O "novo" governo é... no meio disto tudo, mais um absurdo - II

«Sendo o cómico a intuição do absurdo, 
ele afigura-se-me mais desesperante do que o trágico»
Eugene Ionesco
 

4 comentários:

  1. É um absurdo, mas acima de tudo é um perigo. Beneficiando da visibilidade mediática, agregada ao poder, e escolhendo o palco privilegiado da Assembleia da República, que vai ter muita audiência televisiva, nos próximos tempos, este governo, ultrapassando o absurdo e o ridículo da situação, vai, nessa condição, dar início a uma monumental campanha de intoxicação da opinião pública, utilizando todos os meios e recorrendo ao populismo primário e à demagogia, tecnicamente estudada e planeada pela gente do marketing. A comunicação social, inteiramente nas mãos dos grupos económicos, ampliará, sem quaisquer escrúpulos de isenção, todos os argumentos da direita.
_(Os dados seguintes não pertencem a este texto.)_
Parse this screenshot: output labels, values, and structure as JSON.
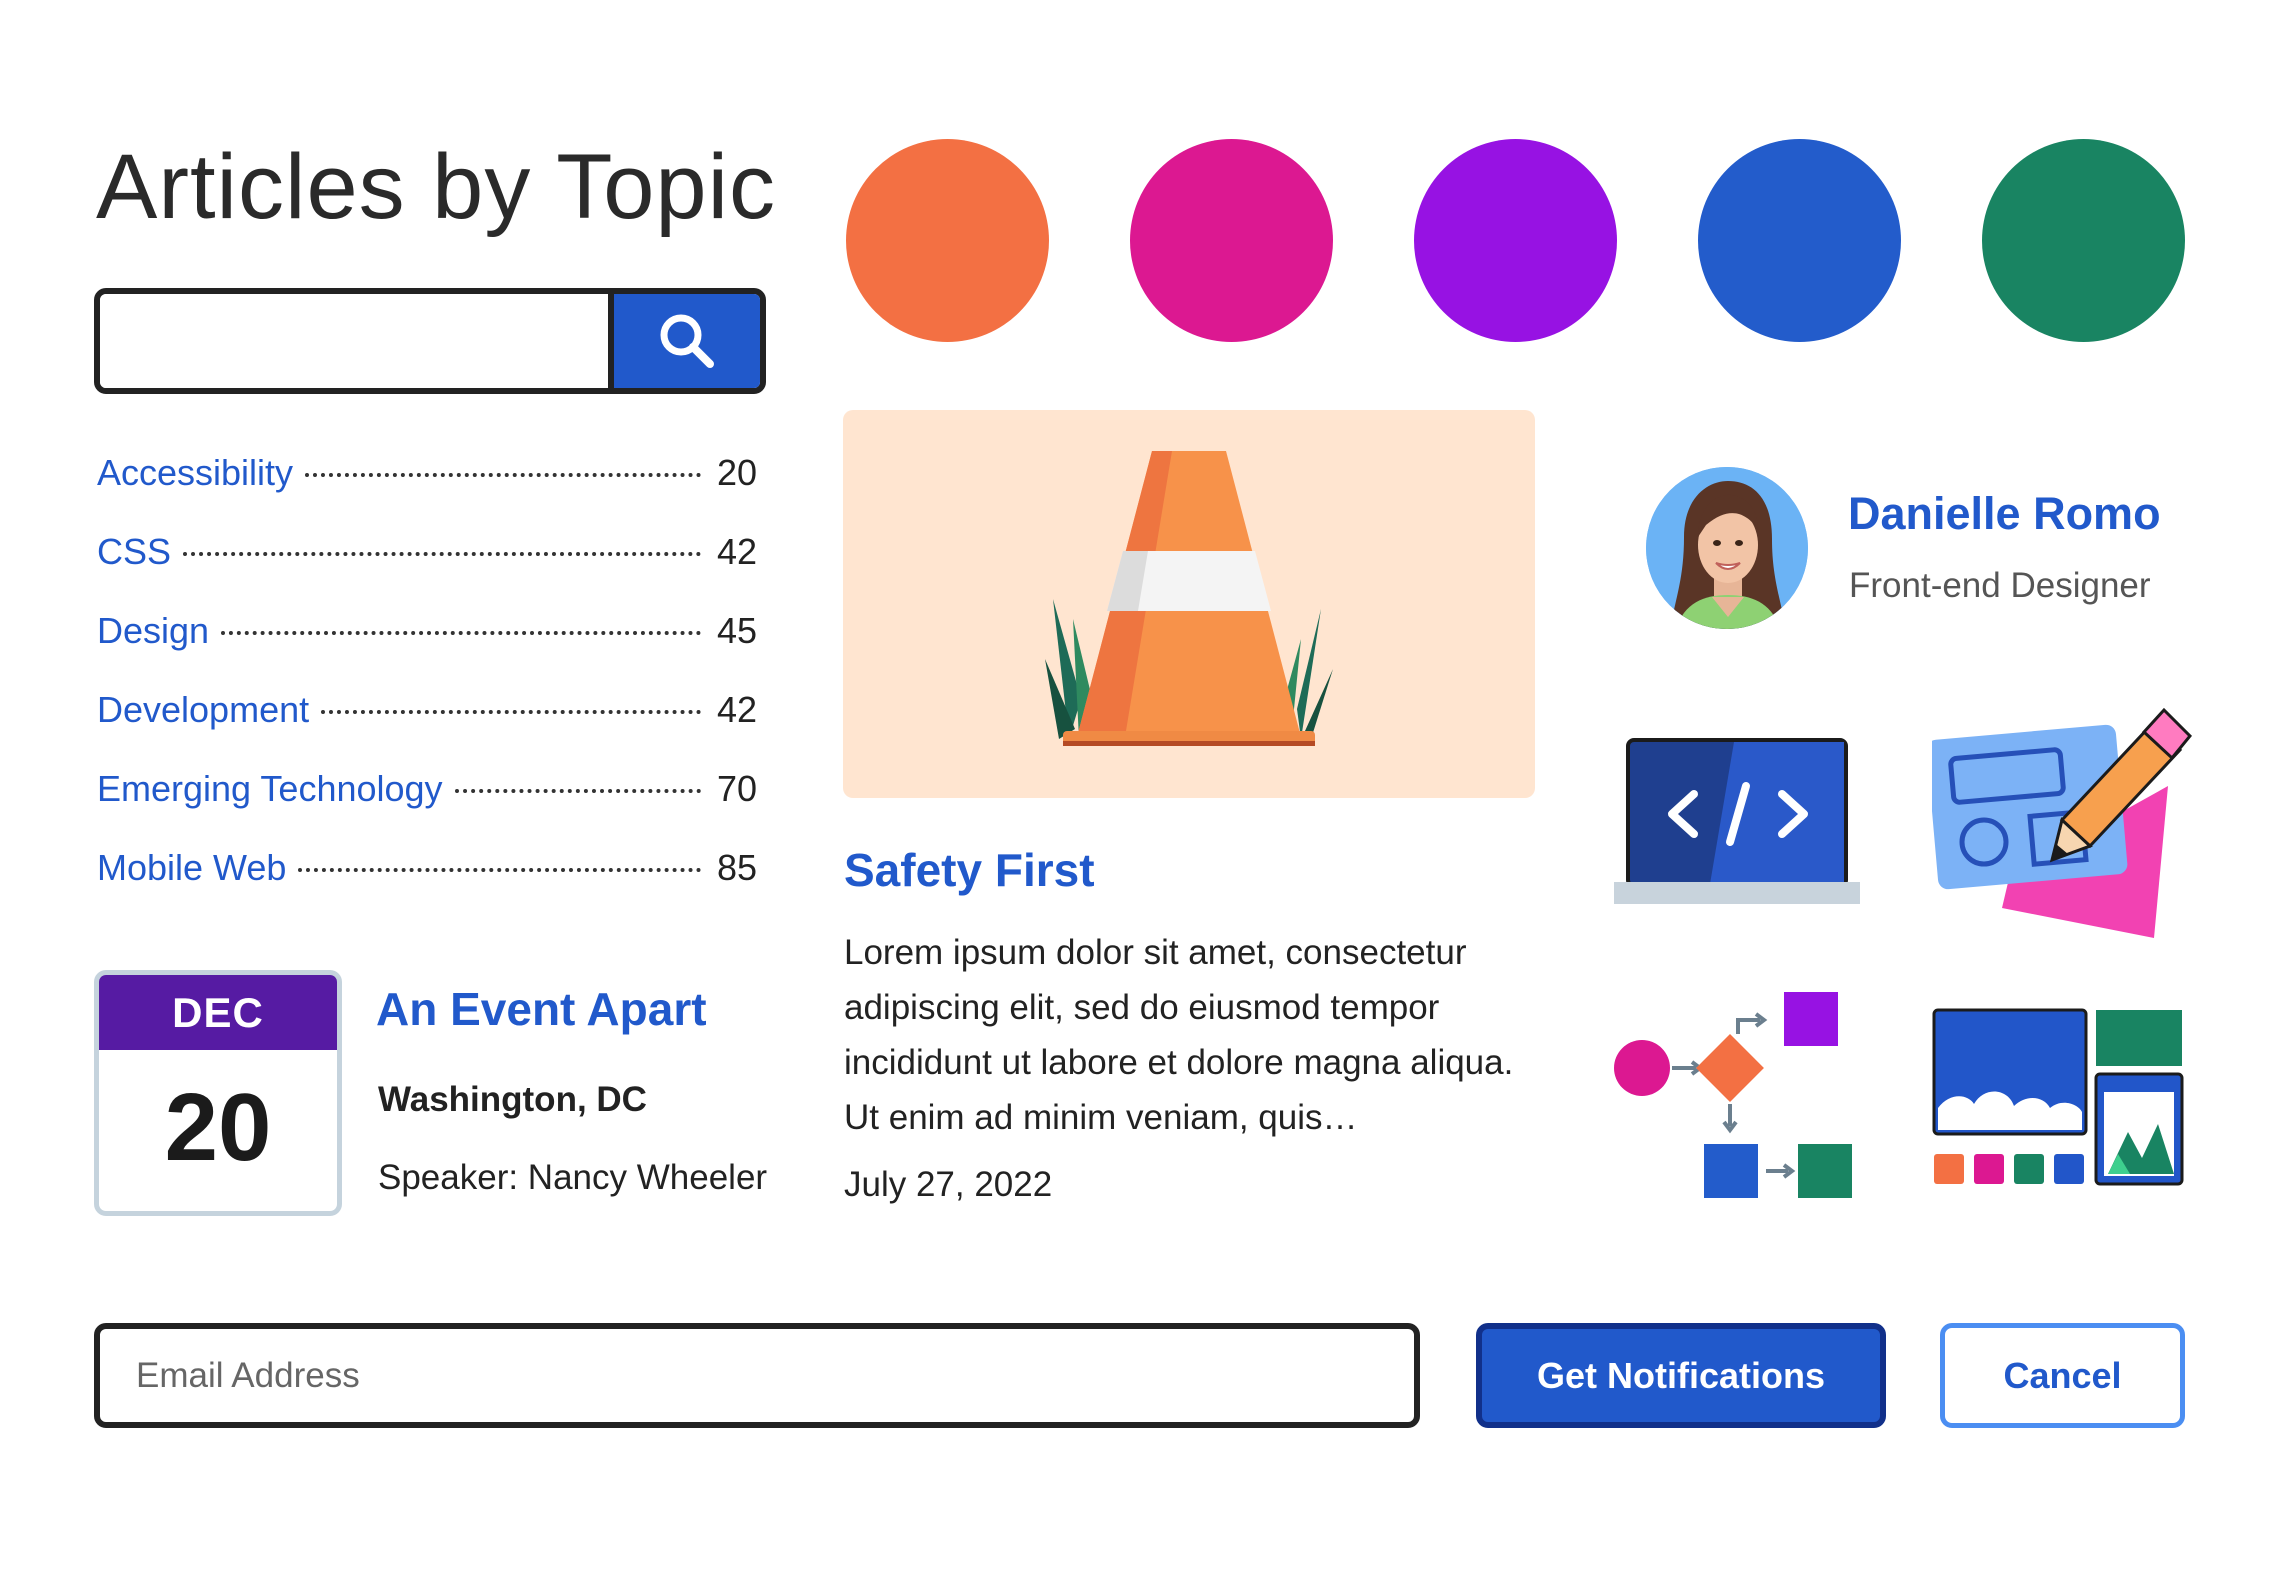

E, nesta guerra, não é de excluir a calculada participação dos dirigentes das instâncias da UE e do FMI, com avisos alarmistas sobre a situação económica e política Portugal, o que vai levar, numa conivência abjecta e indigna, as agências de rating a manipular as informações para os agentes dos mercados financeiros, para que estes, através das manobras especulativas e conspirativas, aumentem os juros da dívida pública.
    Vão ser tempos difíceis, que vão exigir muito trabalho de mobilização popular de apoio a um governo de esquerda, que venha a ser formado.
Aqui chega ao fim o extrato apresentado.